Flatten is reducing using concatenation.

Mark Bush  Mar 07, 2015 
PDF Page 36
Fold/Reduce section

The Fold/Reduce section makes a lot of use of "List.range(1, 10)". Since the List produced is not important, the equivalent could be written "(1 until 10)" which is also non-inclusive and is more consistent with the use of "(1..10)" in the Groovy examples.

Mark Bush  Mar 07, 2015 
PDF Page 36
Last 2 lines

The example should read:

List.range(1, 10).reduceLeft(_ + _)

There should be no "(0)" argument to reduceLeft...

Mark Bush  Mar 07, 2015 
PDF Page 37
2nd paragraph 2nd sentence

The reduceRight() function reduces the direction of operations
should read
The reduceRight() function reverses the direction of operations

Jaewan Kim  Jul 11, 2015 
PDF Page 45
1st paragraph

If you curry only the first argument, the return value of process(x) is a
function that accepts a single argument that in turn accepts a single argument.

This sentence sounds like the function returned by currying process(x, y, z) with just x is a function that accepts a single argument y and that argument y is a function that accepts a single argument. I think what's meant here is

If you curry only the first argument, the return value of process(x) is a
function that accepts a single argument (namely y) and returns a function that again accepts a single argument (namely z).

WIeland Hoffmann  Feb 06, 2015 
PDF Page 49
Example 3-13

In the first line

List(1, 3, 5, "seven") map { case i: Int ? i + 1 }

it should be an arrow instead of a question mark:

List(1, 3, 5, "seven") map { case i: Int => i + 1 }

Marco Ehrentreich  Jul 22, 2014 
Printed Page 57
2nd paragraph

I doubt that the runtime will swap map and filter operations, at least I would consider such behaviour incorrect if the lambdas don't get examined.
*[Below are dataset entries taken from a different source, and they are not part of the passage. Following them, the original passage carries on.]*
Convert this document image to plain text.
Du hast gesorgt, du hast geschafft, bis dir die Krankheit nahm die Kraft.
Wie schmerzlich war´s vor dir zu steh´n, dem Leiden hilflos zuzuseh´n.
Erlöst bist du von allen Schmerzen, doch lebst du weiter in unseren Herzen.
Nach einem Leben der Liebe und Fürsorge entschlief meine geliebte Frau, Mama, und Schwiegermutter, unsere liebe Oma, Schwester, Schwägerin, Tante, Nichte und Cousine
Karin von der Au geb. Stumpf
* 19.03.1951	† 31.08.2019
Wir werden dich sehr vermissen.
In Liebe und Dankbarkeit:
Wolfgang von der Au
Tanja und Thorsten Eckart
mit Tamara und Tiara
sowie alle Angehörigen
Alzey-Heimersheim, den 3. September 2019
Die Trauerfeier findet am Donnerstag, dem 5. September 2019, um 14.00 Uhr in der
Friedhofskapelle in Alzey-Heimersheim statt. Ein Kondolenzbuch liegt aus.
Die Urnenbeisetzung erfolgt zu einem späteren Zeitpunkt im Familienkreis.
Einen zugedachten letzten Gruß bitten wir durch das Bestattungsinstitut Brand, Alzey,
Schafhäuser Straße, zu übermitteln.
The map operation can easily interfere with the filter predicate. Consider a modified example:

public String cleanNames( List<String> names ) {
if (names == null) return "";
return names
.stream()
.map( e -> "$" + e )
.filter( n -> n.length() > 2 )
.collect( Collectors.joining( "," ) );
}

If you swap map and filter, you break the filter (it would have to be changed to .filter( n -> n.length() > 1 ) to get the same result). This is despite the fact that the lambdas don't have side effects.

Hartmut Schäfer  Mar 14, 2017 
Printed Page 69
Example 4-9

As I understand Scala's mutable.Map.getOrElseUpdate() from the docs, this is not a macro but a function. In this case I would expect f(x) to get computed before getOrElseUpdate() is invoked, making the entire caching useless.

As I don't know Scala, I'm not sure if there isn't a clever language mechanism like lazy evaluation preventing computation of f(x) until the value is really needed inside getOrElseUpdate(). If there is, a comment on this in the discussion of the example would be helpful. Otherwise the fundamental difference between Scala and, e.g. Java upon execution of

cache.getOrElseUpdate( x, f( x ) )

and the implications of that could easily skip the attention of the reader.

Hartmut Schäfer  Mar 16, 2017 
PDF Page 79
4rd paragraph, after example 4-19

In 3rd paragrapf, after example 4-19, there is an observation about code of example 4-18, that says:

"Last, I use the take() method to force evaluation of only the first two elements."

But, the code execute the method head(), that execute 'list.call()', at this moment, are not all the elements being evaluated?

If yes, by call take(2) should evaluate all elements of the list instead the first two?

Maurício Mussatto Scopel  Feb 09, 2017 
PDF Page 145
Paragraph 3

The description of "orthogonal" suggests that lines at right angles don't meet, however they do if they are in the same plane. They meet at a single point.

Mark Bush  Mar 09, 2015 
PDF Page 151
Paragraph 2

Missing full stop between "styles" and "Fortunately".

Mark Bush  Mar 09, 2015 
Mobi Page 786
Provided Kindle location as page number

Hi.

In example 2-10, should _cache be static? Otherwise, shouldn’t it just be an int?